Préférant "que l'exercice de la citoyenneté se fasse d’abord par l'accès à la nationalité", le candidat d'En marche! à la présidentielle s'est dit "favorable à clarifier les règles d'accès à la nationalité française, avec un vrai examen de maîtrise de la langue" et souhaite "encourager celles et ceux qui correspondent aux règles de la nationalité française".

Interrogé sur sa position en matière de droit de vote des étrangers, M. Macron a souligné que "cela fait partie de ces propositions qui, depuis la fin des années 70, font l'objet de toutes les campagnes et n'ont jamais été tenues".

"Je propose de ne pas faire de propositions qui ne soient pas tenables", a-t-il ajouté, préférant "lutter contre l'abstentionnisme qui s'est beaucoup trop installé, notamment dans les quartiers" en difficulté, "plutôt que faire une nouvelle promesse".

Lors de la campagne pour la présidentielle de 2012, le candidat socialiste François Hollande avait ainsi promis d'instaurer le droit de vote des étrangers (hors Union européenne) aux élections locales.

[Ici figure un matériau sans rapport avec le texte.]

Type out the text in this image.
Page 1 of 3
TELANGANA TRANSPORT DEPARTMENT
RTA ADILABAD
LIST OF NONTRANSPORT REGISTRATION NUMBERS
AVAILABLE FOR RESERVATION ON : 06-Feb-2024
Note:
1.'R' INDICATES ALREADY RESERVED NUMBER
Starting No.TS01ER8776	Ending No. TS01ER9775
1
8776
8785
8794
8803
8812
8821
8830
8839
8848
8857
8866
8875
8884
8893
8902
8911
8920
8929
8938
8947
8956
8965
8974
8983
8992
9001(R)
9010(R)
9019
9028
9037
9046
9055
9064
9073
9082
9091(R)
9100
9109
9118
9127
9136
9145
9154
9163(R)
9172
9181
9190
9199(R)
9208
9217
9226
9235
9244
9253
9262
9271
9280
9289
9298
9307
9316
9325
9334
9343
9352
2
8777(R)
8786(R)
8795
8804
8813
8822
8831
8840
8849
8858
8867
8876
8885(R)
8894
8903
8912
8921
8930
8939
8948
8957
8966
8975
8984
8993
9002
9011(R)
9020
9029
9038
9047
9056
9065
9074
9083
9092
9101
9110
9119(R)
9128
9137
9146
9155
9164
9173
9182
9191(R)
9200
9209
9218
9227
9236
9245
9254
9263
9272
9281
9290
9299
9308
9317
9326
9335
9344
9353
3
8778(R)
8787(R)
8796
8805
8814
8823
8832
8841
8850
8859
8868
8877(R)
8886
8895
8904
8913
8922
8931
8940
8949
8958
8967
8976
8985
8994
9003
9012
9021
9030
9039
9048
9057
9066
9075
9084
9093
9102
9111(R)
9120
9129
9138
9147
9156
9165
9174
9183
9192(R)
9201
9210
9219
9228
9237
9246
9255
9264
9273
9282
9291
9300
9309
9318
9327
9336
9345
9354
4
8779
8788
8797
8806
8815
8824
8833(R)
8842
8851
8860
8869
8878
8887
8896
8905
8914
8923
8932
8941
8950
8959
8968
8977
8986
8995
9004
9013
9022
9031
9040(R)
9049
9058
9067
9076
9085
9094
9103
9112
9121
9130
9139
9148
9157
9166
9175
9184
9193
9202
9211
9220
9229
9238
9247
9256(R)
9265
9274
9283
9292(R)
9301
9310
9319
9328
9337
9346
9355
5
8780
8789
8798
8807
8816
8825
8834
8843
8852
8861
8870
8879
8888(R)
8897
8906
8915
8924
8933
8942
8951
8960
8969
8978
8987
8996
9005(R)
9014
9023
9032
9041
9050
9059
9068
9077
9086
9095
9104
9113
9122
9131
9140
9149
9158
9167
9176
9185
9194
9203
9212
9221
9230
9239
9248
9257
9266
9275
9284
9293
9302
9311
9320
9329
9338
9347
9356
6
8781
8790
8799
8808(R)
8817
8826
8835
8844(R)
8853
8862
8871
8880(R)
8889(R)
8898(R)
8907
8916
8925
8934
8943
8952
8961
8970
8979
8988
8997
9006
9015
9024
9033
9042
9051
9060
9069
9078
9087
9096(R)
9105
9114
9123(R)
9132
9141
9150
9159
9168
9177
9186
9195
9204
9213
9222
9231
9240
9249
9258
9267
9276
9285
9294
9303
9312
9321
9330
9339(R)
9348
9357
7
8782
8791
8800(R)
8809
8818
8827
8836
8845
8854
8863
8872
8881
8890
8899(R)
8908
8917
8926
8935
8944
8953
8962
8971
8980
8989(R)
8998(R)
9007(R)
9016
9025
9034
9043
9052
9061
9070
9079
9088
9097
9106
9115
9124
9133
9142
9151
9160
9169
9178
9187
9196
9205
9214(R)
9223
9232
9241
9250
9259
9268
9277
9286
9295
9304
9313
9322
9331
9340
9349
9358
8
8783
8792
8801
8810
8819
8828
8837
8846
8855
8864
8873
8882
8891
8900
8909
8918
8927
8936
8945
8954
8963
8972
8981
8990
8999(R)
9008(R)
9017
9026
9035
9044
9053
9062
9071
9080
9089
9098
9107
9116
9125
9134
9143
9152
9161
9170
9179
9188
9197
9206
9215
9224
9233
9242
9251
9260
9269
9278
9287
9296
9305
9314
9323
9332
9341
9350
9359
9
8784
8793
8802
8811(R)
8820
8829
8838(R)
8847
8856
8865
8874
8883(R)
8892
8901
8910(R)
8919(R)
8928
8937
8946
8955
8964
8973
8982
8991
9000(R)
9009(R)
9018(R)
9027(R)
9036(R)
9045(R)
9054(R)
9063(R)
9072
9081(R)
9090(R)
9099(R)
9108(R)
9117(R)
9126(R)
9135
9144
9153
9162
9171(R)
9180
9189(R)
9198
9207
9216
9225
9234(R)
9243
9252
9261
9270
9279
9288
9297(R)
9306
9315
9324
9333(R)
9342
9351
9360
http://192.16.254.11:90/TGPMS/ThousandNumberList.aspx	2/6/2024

L'ancien ministre de l’Économie a aussi plaidé pour "une politique rigoureuse de reconduite à la frontière de celles et ceux qui n'ont pas un titre de séjour régulier".

Interrogé sur l'instauration de statistiques ethniques, le candidat d'En Marche! s'est refusé à lever un "débat théorique inutile dans cette campagne".

"Je suis favorable de manière pragmatique à multiplier le testing, la réponse pénale, et le +name and shame+: aller faire des enquêtes-mystère auprès d'entreprises pour voir si elles ont des pratiques de discrimination à l'embauche, de sanctionner celles qui sont établies et au-delà de rendre publiques chaque semestre les entreprises qui se comportent mal sur ce plan", a-t-il ajouté.